Grouping him in the same category as her family didn’t make sense. She’d known him for less than a week. But he stirred something in her she’d never felt before, something powerful and all-consuming. Something that wouldn’t allow them to be friends once she left.

She finally understood what he’d been trying to tell her about passion. About intensity. About loving.

“No, not loving,” she muttered aloud. She couldn’t be in love. Not that fast.

She’d never even had a schoolgirl crush. She was too defensive, too cautious, too practical. She was concerned about Romain, that was all—as she’d be concerned about any man who’d broken into the home of a known murderer. She’d be worried about Harvey, or Bob, her last boyfriend, or Steve, the one before that…

But not with the same level of desperation. She couldn’t sit out here anymore, wondering what was happening. Romain had just been gone a few minutes—not long enough to call the police and risk getting him sent back to prison for breaking and entering, but long enough for her to realize she’d made a mistake not going in with him. She had to make sure he was okay.

She cut the engine and started to get out when her cell phone rang. Caller ID

indicated it was the police.

Surprised, she shut herself back in the truck so the sound of her voice wouldn’t bring out any of the neighbors and punched the talk button. “Hello?”

“Ms. Stratford?”

“Yes?”

“This is Sergeant Kozlowski.”

The desk sergeant who’d told her about Pearson Black. The one who’d also helped with the initial search. “What can I do for you, Sergeant?”

“I’m afraid I have some bad news.”

“What kind of bad news?” she said, terrified that he was talking about Romain.

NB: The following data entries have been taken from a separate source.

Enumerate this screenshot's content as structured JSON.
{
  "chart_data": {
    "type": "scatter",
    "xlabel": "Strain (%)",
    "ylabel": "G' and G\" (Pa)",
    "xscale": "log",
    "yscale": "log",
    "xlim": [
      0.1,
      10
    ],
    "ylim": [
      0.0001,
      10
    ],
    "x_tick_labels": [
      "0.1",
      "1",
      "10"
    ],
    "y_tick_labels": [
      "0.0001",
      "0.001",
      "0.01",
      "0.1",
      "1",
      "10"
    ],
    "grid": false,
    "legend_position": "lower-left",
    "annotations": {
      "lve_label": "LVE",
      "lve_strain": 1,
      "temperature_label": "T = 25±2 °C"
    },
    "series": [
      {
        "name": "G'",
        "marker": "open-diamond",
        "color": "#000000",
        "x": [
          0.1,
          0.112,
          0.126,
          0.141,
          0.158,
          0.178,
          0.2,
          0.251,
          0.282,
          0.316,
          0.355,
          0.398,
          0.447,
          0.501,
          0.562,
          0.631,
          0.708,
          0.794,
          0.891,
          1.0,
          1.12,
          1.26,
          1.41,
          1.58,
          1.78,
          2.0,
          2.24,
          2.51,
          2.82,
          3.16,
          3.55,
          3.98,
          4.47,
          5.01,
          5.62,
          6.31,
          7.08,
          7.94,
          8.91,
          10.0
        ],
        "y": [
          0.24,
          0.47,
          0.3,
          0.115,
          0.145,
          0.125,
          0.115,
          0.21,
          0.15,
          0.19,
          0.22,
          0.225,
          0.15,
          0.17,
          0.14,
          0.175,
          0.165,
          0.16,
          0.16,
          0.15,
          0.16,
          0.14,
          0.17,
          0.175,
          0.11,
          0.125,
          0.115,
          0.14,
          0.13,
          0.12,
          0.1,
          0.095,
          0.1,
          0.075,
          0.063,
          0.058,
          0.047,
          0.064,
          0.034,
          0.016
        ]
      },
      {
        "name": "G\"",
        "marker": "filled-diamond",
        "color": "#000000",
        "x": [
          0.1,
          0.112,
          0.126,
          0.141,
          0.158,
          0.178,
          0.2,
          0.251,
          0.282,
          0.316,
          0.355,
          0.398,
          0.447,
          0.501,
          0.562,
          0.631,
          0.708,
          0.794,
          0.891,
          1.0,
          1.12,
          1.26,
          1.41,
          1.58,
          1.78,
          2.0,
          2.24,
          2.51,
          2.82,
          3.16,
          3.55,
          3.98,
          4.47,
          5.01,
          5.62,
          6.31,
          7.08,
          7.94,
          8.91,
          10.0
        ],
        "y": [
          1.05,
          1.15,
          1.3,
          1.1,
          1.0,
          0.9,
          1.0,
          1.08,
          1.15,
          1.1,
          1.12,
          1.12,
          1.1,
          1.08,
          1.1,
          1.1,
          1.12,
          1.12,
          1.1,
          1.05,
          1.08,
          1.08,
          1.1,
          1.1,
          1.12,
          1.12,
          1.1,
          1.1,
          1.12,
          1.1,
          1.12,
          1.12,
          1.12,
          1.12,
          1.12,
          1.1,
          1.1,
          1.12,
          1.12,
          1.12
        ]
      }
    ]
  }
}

“A woman was murdered last night.”

Visions of that stranger coming through the window crowded Jasmine’s thoughts. She’d been expecting this, hadn’t she? And yet, the more hours that passed without confirmation, the more she’d managed to convince herself that it might’ve been a dream, after all.

“Who found the body?”

“The woman’s boyfriend. He kept calling, she didn’t answer. He went over to see what the hell was going on, and…”

“He found her body.” The news upset Jasmine, made her apprehensive, but not as apprehensive as the fact that Kozlowski had called her.

“That’s right.”

With a quick check of her watch, she decided to drive down Moreau’s street.

Anxious as she was about this call, she was even more terrified for Romain. She started the engine again. “What made you think to tell me, Sergeant?”